Twitter Sentiment Extraction

In Testing - Analyzes tweets for positive and negative customer service experiences

##What is it?## The Twitter Sentiment Extraction project is a tool that, given a tweet, will tell you whether it is positive or negative. Most of my testing has been in the area of tweets about positive and negative customer service.

One great application of the tool would be for a company to watch for tweets containing their name and alert for negative customer service experiences. Then someone from the company could investigate and try to track down the user and fix the problem.

##When## In late 2010 I had been researching Natural Language Processing (NLP) and how I could apply it. I’ve been reading the NLP with Python Book and it has been giving me some great ideas.
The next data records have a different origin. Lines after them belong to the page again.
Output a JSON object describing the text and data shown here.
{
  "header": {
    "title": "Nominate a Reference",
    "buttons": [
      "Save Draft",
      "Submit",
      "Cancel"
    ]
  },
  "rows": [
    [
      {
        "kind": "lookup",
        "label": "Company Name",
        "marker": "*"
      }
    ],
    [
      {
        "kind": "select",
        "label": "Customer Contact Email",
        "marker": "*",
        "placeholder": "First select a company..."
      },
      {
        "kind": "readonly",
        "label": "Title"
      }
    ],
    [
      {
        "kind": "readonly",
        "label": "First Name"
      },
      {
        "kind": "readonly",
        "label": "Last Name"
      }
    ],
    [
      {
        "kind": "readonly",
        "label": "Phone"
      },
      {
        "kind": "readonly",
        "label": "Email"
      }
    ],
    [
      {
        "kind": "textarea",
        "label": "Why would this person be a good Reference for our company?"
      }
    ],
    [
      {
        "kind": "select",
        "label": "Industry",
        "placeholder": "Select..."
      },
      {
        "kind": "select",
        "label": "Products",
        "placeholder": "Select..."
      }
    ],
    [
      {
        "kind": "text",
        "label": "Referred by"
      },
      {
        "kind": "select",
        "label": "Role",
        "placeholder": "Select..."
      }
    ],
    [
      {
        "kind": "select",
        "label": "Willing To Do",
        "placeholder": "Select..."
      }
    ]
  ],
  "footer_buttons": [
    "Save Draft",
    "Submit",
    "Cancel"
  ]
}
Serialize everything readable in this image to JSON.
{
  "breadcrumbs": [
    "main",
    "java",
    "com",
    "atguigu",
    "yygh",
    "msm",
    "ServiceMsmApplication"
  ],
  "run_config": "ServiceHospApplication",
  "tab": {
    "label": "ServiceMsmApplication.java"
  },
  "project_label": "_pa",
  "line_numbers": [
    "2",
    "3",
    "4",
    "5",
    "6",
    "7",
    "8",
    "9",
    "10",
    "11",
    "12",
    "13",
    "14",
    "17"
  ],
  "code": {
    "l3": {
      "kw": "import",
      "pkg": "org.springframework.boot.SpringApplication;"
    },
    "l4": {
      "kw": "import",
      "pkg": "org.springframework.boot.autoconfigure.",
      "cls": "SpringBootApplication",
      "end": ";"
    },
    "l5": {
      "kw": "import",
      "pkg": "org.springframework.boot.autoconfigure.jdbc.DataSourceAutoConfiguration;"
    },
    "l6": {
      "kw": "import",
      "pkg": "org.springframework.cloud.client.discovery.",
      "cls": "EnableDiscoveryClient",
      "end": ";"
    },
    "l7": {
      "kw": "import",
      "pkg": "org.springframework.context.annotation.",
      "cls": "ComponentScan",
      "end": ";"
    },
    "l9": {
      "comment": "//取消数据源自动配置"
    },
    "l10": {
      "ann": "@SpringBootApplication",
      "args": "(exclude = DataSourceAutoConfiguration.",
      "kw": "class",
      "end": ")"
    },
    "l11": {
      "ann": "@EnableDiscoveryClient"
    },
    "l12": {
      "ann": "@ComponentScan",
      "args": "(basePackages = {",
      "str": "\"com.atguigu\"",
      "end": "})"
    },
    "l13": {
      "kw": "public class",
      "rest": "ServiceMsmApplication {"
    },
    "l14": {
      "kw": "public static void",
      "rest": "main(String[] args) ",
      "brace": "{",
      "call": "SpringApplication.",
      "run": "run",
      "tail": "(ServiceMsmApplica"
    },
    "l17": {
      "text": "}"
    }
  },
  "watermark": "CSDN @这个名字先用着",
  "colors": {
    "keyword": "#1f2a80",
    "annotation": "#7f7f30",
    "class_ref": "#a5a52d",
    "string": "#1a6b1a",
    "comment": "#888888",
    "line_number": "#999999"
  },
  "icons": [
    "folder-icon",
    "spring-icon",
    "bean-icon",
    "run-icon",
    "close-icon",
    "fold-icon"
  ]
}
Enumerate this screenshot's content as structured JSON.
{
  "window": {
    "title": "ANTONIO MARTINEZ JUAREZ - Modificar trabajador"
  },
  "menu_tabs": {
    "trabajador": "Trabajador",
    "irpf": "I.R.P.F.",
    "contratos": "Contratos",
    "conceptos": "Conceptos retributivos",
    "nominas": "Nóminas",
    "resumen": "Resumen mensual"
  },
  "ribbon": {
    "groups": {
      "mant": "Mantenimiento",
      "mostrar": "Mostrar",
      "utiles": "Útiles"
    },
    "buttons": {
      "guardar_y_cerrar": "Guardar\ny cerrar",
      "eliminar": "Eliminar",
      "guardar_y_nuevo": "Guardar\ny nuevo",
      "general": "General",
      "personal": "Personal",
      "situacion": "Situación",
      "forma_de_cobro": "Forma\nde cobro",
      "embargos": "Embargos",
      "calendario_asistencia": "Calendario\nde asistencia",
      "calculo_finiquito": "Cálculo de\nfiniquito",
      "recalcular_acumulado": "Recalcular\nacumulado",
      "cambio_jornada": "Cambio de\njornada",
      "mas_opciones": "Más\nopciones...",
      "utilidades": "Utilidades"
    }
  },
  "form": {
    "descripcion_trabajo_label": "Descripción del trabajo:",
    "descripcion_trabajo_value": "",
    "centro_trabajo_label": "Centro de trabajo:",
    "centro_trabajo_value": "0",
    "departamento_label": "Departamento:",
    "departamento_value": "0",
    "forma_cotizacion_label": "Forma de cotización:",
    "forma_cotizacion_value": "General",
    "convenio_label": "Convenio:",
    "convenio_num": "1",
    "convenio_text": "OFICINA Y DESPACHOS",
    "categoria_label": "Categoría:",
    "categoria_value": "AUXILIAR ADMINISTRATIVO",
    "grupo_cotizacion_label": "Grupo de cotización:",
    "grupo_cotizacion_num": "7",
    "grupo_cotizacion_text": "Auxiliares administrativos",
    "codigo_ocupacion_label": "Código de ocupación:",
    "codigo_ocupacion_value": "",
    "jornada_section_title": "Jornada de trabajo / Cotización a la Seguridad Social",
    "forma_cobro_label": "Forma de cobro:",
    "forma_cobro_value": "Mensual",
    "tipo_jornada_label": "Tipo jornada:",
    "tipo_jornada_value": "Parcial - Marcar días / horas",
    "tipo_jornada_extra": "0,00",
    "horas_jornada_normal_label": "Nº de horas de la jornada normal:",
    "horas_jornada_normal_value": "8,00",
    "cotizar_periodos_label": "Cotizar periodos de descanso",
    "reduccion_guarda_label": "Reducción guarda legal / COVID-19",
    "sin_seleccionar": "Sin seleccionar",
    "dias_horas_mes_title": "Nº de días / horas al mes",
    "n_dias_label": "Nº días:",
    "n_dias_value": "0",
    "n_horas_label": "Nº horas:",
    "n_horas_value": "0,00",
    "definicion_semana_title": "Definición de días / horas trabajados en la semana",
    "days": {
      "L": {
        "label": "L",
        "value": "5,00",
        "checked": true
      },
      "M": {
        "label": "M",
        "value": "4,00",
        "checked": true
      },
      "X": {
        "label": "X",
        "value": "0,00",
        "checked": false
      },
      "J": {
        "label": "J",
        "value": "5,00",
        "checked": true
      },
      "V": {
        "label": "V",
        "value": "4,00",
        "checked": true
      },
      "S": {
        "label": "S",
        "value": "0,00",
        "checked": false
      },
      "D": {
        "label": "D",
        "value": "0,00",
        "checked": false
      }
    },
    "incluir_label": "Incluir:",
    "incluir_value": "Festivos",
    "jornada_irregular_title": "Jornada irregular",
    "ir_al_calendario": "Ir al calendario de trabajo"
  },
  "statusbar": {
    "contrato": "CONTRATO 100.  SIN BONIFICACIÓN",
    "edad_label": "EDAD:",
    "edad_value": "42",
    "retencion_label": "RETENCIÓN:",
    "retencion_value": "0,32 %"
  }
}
One of the really interesting parts of NLP for me is sentiment classification. I wanted to know how accurate classification of sentiment could be.

##Technology##

NLTK (Natural Language Toolkit)
Python for the glue
The twitter search api

##Details## The main component that I was working on was the feature extractors. These are functions that take in a raw tweet and output features of the tweet. I’ve tried several different combinations of feature extractors, some ideas I used:

n-grams
stemmers
feature limiting

##Success?## So far with only 300 tweets of training data I was able to achieve about a 81% accuracy of classify sentiment. I think with more training data the accuracy would increase.

##Improvements## I think the biggest issue with my tests was the limited amount of training data. I had to manually classify the tweets for the training data and 300 was enough for my patience.

My next step is to get more training data, perhaps using Amazon’s Mechanical Turk to get much more training data.